I did not use the Orbi guest network for tenant isolation — guest networks on mesh systems typically isolate all devices from each other including between the landlord’s devices, and don’t offer per-tenant bandwidth controls. Instead, I used the Flint 2’s VLAN feature to create 4 isolated VLANs: one per unit. Each VLAN gets its own SSID and bandwidth cap.
VLAN Configuration (Simplified)
On the GL.iNet Flint 2’s OpenWrt interface:
- VLAN 10 → Unit 1A SSID → 100 Mbps download cap per tenant
- VLAN 20 → Unit 1B SSID → 100 Mbps download cap per tenant
- VLAN 30 → Unit 2A SSID → 100 Mbps download cap per tenant
- VLAN 40 → Unit 2B SSID → 100 Mbps download cap per tenant
- VLAN 99 → Management network for my devices only
100 Mbps per unit on a 1 Gbps plan means all four units can simultaneously max out their caps. In practice, simultaneous peak usage rarely happens — the 1 Gbps plan has significant headroom.
DCSpeedTest Results Per Unit
| Unit | Distance from Orbi Node | DCSpeedTest Result |
|---|---|---|
| 1A (primary node room) | 15 ft | 98/94 Mbps (capped at 100) |
| 1B (far unit, same floor) | 40 ft, 1 wall | 97/91 Mbps (capped at 100) |
| 2A (satellite node floor) | 12 ft from satellite | 98/96 Mbps (capped at 100) |
| 2B (far unit, upper floor) | 38 ft, 1 wall | 95/89 Mbps (capped at 100) |
All four units consistently hit their 100 Mbps caps — a 600% improvement over typical city ISP speeds for tenants paying separately ($15–25/month for 25 Mbps plans in this market).
Tenant Management
When a tenant moves out: I change the WiFi password for their VLAN SSID. The old password stops working. The new tenant gets the new password. No other units are affected.
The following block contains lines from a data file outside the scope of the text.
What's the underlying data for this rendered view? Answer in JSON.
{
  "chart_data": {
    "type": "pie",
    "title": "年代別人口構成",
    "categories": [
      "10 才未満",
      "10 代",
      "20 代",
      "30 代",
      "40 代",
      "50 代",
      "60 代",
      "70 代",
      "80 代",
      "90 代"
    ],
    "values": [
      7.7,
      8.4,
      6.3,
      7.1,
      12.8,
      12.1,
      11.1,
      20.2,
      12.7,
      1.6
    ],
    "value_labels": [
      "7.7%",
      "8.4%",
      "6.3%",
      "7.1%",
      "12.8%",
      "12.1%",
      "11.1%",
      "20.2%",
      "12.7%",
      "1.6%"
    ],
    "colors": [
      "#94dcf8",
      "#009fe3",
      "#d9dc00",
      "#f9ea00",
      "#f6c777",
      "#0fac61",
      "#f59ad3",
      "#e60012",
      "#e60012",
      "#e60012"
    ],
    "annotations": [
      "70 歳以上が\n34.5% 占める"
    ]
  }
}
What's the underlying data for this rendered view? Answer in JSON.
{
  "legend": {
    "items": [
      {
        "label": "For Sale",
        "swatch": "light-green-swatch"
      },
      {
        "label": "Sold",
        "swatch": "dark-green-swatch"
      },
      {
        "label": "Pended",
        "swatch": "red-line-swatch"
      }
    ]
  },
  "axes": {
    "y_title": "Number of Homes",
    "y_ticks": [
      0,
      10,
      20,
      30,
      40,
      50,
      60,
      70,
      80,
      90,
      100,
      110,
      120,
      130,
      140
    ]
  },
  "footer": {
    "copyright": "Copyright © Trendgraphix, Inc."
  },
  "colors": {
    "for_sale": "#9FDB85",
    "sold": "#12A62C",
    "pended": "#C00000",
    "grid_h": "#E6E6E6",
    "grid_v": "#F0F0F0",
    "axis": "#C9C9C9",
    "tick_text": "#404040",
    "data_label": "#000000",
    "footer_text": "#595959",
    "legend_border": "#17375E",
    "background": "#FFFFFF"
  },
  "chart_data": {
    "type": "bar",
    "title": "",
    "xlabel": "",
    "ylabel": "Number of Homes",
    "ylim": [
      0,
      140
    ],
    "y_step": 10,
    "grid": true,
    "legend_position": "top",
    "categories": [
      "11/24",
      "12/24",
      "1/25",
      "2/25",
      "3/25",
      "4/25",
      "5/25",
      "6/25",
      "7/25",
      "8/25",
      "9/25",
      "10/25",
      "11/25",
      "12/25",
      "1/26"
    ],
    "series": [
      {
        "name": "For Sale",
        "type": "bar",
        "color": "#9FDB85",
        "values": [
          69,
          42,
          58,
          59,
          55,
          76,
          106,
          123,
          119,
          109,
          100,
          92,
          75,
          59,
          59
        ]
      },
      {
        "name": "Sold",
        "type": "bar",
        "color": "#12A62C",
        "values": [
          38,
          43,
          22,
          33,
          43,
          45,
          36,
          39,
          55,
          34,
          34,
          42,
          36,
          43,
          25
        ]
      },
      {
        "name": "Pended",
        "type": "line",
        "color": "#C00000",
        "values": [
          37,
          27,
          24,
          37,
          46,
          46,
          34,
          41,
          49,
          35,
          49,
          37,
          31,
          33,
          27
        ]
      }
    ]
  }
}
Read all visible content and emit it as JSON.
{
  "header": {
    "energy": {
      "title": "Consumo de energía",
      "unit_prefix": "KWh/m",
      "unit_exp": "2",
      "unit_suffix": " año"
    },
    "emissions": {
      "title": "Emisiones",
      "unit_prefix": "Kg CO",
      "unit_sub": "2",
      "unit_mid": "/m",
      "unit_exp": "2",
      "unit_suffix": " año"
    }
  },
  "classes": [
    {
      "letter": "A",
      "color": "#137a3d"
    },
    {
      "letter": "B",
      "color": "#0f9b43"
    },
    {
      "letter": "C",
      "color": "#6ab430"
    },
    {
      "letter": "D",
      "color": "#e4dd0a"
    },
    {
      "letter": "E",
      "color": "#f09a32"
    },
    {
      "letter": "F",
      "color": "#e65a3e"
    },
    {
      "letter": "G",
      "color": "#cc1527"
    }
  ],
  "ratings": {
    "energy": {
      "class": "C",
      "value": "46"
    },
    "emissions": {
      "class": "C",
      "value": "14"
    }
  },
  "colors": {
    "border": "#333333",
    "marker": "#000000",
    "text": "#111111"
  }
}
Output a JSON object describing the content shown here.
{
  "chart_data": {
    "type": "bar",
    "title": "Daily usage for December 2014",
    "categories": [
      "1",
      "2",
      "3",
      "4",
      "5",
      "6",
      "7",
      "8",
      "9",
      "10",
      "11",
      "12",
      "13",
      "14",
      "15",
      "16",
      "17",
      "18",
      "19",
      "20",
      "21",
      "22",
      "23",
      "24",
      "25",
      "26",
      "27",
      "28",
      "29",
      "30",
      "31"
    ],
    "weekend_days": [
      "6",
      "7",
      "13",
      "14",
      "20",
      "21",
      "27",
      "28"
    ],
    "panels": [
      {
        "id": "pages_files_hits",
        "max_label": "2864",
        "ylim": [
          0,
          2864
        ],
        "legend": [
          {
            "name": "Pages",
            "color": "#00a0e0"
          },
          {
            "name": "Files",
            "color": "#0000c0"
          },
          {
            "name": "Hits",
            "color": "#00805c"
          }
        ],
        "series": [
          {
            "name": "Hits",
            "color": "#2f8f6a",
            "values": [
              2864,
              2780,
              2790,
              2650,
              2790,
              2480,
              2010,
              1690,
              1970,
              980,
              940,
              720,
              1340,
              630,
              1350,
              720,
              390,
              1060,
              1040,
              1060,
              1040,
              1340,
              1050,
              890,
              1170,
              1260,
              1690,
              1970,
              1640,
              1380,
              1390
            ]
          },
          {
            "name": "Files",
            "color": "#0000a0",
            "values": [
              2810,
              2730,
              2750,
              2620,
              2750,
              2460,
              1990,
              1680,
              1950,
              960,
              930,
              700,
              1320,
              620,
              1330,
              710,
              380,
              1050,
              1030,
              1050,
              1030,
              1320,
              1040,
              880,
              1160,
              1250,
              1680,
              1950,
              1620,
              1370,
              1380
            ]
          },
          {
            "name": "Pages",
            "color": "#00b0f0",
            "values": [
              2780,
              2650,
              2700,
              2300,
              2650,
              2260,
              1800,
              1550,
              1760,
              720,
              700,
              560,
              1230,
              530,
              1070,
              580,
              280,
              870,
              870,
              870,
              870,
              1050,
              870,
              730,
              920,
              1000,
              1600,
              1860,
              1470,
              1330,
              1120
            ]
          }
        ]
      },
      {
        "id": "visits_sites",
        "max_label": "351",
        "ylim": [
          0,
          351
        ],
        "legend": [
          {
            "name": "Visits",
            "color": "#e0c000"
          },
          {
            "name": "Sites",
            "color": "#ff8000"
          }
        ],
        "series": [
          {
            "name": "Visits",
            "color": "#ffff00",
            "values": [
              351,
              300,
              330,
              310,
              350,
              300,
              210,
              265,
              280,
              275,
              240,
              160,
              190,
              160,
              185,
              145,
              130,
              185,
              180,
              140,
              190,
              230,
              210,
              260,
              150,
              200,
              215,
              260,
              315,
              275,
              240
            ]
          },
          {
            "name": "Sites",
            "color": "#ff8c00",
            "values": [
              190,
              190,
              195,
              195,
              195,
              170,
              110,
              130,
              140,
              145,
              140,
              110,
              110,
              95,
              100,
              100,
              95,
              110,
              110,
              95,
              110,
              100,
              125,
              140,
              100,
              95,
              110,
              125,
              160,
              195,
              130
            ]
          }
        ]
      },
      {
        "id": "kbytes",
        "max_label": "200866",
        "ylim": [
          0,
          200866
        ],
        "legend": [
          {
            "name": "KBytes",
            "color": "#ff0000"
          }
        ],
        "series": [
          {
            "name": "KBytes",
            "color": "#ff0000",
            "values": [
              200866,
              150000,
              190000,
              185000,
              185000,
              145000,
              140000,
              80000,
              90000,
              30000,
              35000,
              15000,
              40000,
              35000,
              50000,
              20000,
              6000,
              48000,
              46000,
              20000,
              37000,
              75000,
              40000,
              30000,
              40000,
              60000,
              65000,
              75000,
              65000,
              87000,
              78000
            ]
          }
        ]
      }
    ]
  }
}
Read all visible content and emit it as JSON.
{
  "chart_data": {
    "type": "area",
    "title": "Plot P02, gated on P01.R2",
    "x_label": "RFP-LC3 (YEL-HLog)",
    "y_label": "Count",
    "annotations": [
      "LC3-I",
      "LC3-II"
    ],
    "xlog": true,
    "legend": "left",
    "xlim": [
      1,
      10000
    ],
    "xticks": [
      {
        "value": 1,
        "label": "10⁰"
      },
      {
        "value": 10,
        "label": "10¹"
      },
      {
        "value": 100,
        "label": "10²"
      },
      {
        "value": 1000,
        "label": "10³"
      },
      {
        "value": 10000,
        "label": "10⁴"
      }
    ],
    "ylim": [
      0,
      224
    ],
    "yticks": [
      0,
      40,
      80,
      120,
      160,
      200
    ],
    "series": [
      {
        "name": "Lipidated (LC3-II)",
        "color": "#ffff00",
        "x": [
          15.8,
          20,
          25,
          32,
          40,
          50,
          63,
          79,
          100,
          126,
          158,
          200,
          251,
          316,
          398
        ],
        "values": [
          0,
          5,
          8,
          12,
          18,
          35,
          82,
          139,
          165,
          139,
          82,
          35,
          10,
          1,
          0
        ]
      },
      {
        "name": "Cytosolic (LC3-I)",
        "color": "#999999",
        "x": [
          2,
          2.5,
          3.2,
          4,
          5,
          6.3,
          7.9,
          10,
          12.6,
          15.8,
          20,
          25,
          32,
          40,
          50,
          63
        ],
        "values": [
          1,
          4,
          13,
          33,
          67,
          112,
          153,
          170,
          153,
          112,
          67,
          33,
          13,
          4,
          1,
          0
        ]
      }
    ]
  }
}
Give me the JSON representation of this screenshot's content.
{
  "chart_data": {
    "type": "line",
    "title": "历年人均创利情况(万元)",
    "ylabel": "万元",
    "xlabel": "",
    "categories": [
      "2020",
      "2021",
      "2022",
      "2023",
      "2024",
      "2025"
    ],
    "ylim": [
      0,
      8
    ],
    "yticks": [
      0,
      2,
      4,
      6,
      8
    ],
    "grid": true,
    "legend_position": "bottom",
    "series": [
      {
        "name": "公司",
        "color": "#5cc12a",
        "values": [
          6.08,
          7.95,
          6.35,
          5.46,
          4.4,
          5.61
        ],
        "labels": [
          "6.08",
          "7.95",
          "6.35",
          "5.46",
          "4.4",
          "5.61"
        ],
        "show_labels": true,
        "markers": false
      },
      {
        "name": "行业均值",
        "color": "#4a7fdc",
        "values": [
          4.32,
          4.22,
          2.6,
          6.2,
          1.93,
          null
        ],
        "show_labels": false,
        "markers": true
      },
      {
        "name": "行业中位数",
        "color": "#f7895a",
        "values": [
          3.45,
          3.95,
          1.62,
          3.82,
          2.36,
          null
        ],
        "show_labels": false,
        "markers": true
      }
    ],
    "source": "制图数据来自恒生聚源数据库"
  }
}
Setup time: 90 seconds in the GL.iNet interface.
For move-out security, I also run the Orbi’s access control feature to revoke specific device MAC addresses — overkill, but it gives me documentation that the old tenant’s devices were explicitly deauthorized.
Legal Note
I added a shared WiFi addendum to the lease that covers: acceptable use policy, prohibition on illegal activity (piracy, etc.), acknowledgment that I may monitor aggregate usage (not content) for network management, and liability limitations. I’m not a lawyer — consult one if you’re setting this up at scale. For 4 units with people I’ve screened, the standard addendum was sufficient.
The Cost Reality
Hardware: Flint 2 ($170) + 2× Orbi RBK752 ($958) = $1,128 one-time cost. Monthly: $120 for business fiber. Revenue uplift per unit: $75/month × 4 = $300/month. The hardware paid for itself in under 4 months, and the $300/month margin versus the $120/month cost generates $180/month ongoing. The investment made financial sense from month 5 forward.